Electrolysis powered by renewables could provide a cheaper way to produce low-carbon hydrogen than extracting it from methane and capturing the resulting carbon dioxide emissions, the boss of ITM Power has claimed.
Chief executive Graham Cooley made the comments after the company enlisted Open Energi to provide optimisation services for its fleet of six 300kW electrolysers around the UK.
Electrolysis is the process whereby an electrical current is passed through water to separate it into its constituent elements – hydrogen and oxygen. Open Energi will use its software platform, named Dynamic Demand 2.0, to ensure the electrolysers produce hydrogen as much as possible during periods when power prices are low or renewable output is high.
Open Energi director David Hill said: “With the UK setting net-zero emissions targets into law, the potential of hydrogen to act as a clean fuel source is absolutely beyond question. This is especially true for the heating and transportation sectors, which are the most difficult to decarbonise…
“Our partnership will help unlock greater efficiencies in the production of hydrogen at scale, ultimately enabling consumers to reduce their bills and carbon footprints simultaneously.”
The gas networks in Great Britain have been developing plans to decarbonise the gas grid by converting it to run on 100 per cent hydrogen. They initially envision the bulk of the hydrogen being extracted from natural gas using steam methane reformation (SMR) or auto thermal reformation (ATR), both combined with carbon capture and storage (CCS).
In November, Northern Gas Networks (NGN) revealed proposals as part of the H21 project to create a £22.7 billion hydrogen gas grid in the north of England. The hydrogen would be produced using ATR and CCS at a 12.15GW facility (hydrogen production capacity) at Easington near Hull.
NGN concluded this would be the cheapest way to feed the network and estimated the average cost of production at £50.69/MWh, based on a natural gas price of £23/MWh.
Cooley told Utility Week the proton exchange membrane electrolysers that ITM Power uses currently cost around £800/kW for a 10MW unit.
The company expects to install 100MW facilities in the 2020s at a price of £500/kW. He said prices are likely to continue falling due to “further upscaling of the technology and increases in the manufacturing rate”.
Cooley predicted that deploying 12GW of electrolysers (electrical capacity) towards the end of the decade would likely cost just £300/kW. He additionally forecast that by 2030 wholesale power prices will be below £40/MWh for more than two thirds of the year.

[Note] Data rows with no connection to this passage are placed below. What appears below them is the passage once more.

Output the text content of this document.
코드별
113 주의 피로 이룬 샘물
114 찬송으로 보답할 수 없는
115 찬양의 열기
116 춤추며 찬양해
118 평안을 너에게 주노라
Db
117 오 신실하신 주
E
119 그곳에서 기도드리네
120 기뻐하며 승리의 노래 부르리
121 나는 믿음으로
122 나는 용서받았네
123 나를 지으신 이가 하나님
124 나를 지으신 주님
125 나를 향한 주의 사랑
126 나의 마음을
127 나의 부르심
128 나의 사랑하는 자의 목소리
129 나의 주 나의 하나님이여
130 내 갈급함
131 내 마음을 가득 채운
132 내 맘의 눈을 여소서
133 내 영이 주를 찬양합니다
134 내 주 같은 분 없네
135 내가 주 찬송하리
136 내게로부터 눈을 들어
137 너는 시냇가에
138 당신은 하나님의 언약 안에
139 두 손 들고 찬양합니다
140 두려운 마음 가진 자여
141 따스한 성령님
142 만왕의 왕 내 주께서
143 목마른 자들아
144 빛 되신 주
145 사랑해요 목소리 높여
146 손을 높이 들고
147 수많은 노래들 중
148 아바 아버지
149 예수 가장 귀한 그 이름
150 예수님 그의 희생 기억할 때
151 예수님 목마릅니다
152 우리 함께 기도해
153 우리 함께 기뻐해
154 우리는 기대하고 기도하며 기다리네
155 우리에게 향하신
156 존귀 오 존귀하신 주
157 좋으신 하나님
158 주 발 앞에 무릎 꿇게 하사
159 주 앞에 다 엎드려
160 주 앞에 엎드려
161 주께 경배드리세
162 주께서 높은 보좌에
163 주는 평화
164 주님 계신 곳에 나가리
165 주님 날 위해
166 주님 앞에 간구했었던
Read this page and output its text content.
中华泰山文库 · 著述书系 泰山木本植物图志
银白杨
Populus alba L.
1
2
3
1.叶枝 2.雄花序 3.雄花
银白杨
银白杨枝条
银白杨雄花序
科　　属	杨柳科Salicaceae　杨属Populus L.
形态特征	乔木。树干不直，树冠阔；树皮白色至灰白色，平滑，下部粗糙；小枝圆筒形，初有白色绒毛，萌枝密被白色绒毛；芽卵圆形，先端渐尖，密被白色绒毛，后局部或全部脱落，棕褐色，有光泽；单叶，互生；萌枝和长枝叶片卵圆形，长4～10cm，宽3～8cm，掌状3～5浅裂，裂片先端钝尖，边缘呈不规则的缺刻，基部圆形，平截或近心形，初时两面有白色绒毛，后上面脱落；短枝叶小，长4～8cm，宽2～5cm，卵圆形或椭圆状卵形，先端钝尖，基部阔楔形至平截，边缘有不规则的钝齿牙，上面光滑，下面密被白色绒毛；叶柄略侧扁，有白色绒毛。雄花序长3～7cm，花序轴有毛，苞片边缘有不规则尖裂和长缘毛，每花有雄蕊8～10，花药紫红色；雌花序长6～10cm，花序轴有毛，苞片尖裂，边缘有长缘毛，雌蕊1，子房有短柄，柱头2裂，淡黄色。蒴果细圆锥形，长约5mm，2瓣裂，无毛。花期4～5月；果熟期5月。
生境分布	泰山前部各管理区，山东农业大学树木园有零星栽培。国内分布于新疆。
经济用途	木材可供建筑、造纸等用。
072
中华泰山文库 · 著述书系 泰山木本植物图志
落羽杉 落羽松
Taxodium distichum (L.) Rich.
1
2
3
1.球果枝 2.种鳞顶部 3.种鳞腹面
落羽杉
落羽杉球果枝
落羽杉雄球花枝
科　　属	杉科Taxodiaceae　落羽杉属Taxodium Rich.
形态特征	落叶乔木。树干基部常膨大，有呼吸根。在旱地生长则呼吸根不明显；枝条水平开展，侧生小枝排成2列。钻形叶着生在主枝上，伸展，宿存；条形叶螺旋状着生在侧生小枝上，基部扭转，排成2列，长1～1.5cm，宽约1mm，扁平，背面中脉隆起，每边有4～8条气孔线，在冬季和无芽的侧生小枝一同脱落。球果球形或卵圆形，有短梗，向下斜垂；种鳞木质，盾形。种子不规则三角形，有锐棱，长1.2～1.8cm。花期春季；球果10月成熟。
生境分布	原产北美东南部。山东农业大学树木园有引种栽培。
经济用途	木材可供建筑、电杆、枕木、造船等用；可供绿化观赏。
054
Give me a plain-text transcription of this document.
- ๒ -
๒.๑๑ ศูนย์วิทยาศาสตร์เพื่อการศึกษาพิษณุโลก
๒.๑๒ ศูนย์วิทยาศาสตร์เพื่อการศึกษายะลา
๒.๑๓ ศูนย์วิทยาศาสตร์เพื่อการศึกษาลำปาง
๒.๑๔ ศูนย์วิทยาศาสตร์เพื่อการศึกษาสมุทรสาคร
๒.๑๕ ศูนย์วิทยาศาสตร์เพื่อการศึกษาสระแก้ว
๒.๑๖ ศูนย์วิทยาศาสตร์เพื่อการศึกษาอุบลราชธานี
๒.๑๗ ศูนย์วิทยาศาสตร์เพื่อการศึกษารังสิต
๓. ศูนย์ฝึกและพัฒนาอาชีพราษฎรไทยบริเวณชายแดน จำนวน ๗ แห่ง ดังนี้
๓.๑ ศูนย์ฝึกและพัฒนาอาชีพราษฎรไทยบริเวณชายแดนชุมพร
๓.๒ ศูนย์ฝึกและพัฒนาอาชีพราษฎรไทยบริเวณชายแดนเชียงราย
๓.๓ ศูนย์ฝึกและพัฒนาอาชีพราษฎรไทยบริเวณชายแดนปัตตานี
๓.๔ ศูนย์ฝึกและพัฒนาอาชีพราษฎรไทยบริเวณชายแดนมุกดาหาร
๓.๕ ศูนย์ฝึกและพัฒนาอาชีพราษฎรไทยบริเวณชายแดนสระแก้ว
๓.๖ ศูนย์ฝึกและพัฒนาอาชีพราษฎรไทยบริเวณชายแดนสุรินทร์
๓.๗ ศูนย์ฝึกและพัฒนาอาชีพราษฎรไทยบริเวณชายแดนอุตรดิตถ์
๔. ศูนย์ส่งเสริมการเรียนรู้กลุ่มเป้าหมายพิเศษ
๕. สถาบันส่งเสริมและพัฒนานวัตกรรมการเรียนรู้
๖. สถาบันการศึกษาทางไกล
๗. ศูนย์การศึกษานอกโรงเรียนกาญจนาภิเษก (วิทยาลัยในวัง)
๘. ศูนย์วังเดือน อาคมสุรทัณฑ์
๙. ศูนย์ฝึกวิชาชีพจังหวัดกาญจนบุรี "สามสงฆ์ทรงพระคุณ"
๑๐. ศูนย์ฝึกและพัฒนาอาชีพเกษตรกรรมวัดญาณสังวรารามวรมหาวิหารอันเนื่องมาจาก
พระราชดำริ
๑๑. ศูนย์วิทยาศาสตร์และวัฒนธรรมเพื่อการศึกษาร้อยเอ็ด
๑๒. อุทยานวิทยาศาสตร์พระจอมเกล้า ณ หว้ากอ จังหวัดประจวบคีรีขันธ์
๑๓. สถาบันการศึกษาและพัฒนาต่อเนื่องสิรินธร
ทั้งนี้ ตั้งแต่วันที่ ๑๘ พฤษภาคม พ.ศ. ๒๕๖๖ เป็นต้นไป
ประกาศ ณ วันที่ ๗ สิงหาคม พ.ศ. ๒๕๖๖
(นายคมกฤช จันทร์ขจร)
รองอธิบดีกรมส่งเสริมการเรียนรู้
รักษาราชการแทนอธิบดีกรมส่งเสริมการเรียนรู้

On the basis of these figures and an operating efficiency of 75 per cent, Cooley claimed that electrolysis could deliver hydrogen at a price of £48/MWh. This figure incorporates a downward adjustment of £10/MWh to reflect revenues from the provision of grid services and is also reliant on the electrolysers being co-located with generation to avoid network charges.
He also touted the environmental benefits of electrolysis over the alternatives: “If the electrolyser is fed with renewable electricity it will produce green hydrogen that directly meets the net-zero objective.”
By comparison, NGN said in its H21 North of England report that producing hydrogen using ATR and CCS would still generate direct emissions of 14.4gCO2e/kWh – a 92 per cent reduction when compared to burning natural gas.
The company said supplying its proposed hydrogen network using electrolysis would cost on average £155/MWh and would require an 18.4GW production facility (hydrogen production capacity). It settled on alkaline electrolysers as the most appropriate technology in this instance.
This figure takes into account the cost of hydrogen storage. The equivalent price for ATR and CCS is £60/MWh.
Powering the facility would require 26GW of offshore wind capacity. For comparison, the UK currently has around 21.5GW of operational wind capacity – 13GW onshore and 8.5GW offshore. NGN also raised concerns over the ability to scale up the production of electrolysers.
NGN therefore concluded it would be impractical to supply the network on this basis, warning: “The technical, project execution and commercial risks are simply too high.”
Cooley’s claims also contrast with the predictions of the Committee on Climate Change, which in a report published in November, forecast the cost of producing hydrogen using proton exchange membrane electrolysers at £89/MWh in 2025 and £73/MWh in 2040. The equivalent figures for hydrogen produced using SMR and CCS are £44/MWh and £45/MWh.
CCC comparison of hydrogen production processes
Source: CCC, Hydrogen in a low carbon economy
In its Future Energy Scenarios report, National Grid ESO said the levelised cost of hydrogen (LCOH) for electrolysis is currently double that of SMR/ATR with CCS due to a combination of electricity prices, efficiency levels, the cost of electrolysers and connection charges.
But it also added: “Long-term forecasts of operations at scale in the right market conditions indicate that the LCOH could ultimately match SMR/ATR.”